Ему было видно, как, бросив конский косяк и двух табунщиков, немецкий самолет стал гоняться за третьим. Но парень попался не трусливого десятка: он то подымал коня на дыбки, вертясь, как бес, то вдруг останавливался на скаку, точно кинутый в землю нож, то резке бросался в сторону, и черный стервятник, который, казалось, вот-вот заденет его своим белым крылом, пролетал и сыпал очередью мимо.

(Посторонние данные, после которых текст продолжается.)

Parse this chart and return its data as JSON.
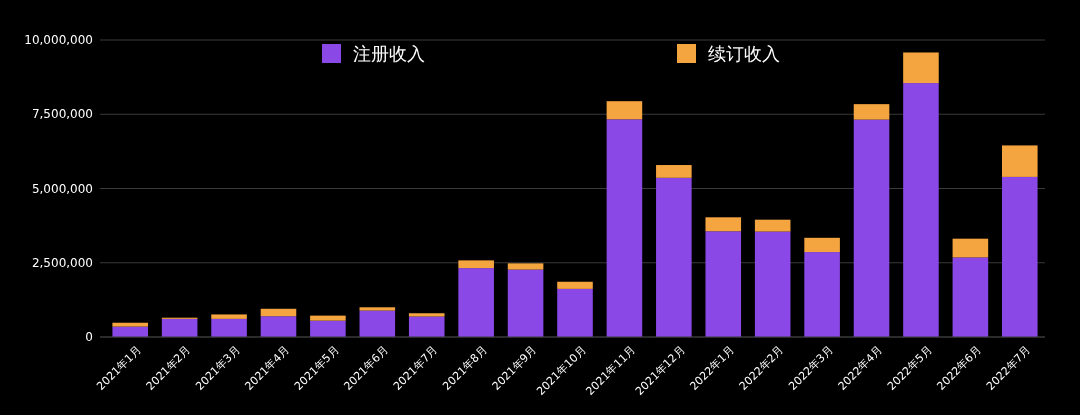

Может быть, это и помогло остановить панику в колонне. Люди, убедившись, что немецкий «асс» словно не замечает их, начали оборачиваться и глядеть на неравный поединок. Отовсюду слышалось: «Кто такой?», «Кто ж это?» А конник все кружил у токов, не приближаясь к гуртам, точно с умыслом оттягивая опасность на себя. Но долго так продолжаться не могло. Делая виражи, «мессершмитт» вдруг пошел в пике. Горестное «ох» пронеслось над колонной: всадник и конь с разбегу ткнулись в траву. Все было кончено. Черный самолет торжествующе сделал мертвую петлю над убитыми, взмыл в небо и исчез.
Сперва в колонне никто не шевельнулся: будто столбняк напал. Но вот пронзительно заголосила пожилая доярка, и сразу ото всех ближних гуртов народ бросился к месту происшествия.
– Може, еще жив.
– Хоть похоронить надо.
Бежали изо всех сил. И вдруг опять шарахнулись назад: «убитый» конь вскинулся на передние копыта, поднялся вместе с всадником и крупной рысью пошел на «кошару».
Это был Омелько Лобань на своем кровном дончаке.
Его встретили, как героя, окружили, поздравляли. Омелько прямо с седла пожимал протянутые руки. Его сухое горбоносое лицо было немного бледно, прямой рот подергивала то ли судорога, то ли улыбка. Все словно забыли, что Омелько кривоног, мал ростом: верхом на жеребце он представлялся каким-то сказочным богатырем.
– А мы думали, ты убит! – кричали ему.
– Неужто и не раненый?
– Толково!
Омелько все улыбался.
– Шибко струхнул?
– Вишь, соловый как пузом носит: ровно мехами.
Омелько пожал плечом: конечно, мол, струхнул, да это ничего.
– Здорово ты его водил. Прямо в мыло вогнал немца. Ай да Омеля, вот это Омеля! Уж колбасник-то, небось, на тебя всю ленту попалил, а ты вон как из воды. А чего же упал-то? Конь споткнулся?
И тут Омелько Лобань впервые открыл рот:
– Не-е-е! Конь справный. Просто обманул я его. Вижу, прицепился, будто шмель, ну, значит, кончать пора. Свистнул своему «Кубарю», он и лег. Обученный он у меня по-запорожскому. Мои предки на Сечи жили…
Вокруг грохнул хохот.
– Винтовки не было, – блеснул Лобань глазами. – Я бы его снял вместе с самолетом.
И все поверили. На районных состязаниях Осоавиахима Лобань занял первое место по стрельбе и рубке лозы. И тут его обступили доярки: они все словно влюбились в Омельку и теперь уже кричали ему без обычных подтруниваний:
– Приходи нынче, Омеля. Гармониста позовем, я только тебя в кавалеры выбирать буду.
– За такого хоть сейчас замуж. Хочешь, поцелую?
– У, нужна ему корявая! Он меня возьмет.
Подъехал Веревкин. Он пожал Лобаню руку, поблагодарил за то, что отвел беду от всей колонны. Потом, когда уже гурты тронулись дальше, подумал: «Вот пригоним скот, Омельку возьмут в армию. Если его не убьют на фронте, вернется с Золотой Звездой».
Однако случай с Лобанем произвел на табор угнетающее впечатление. Люди убедились, что руки у врага длинные. Ночью женщины шикали на тех, кто закуривал; «юнкерсы» могут заметить цыгарку.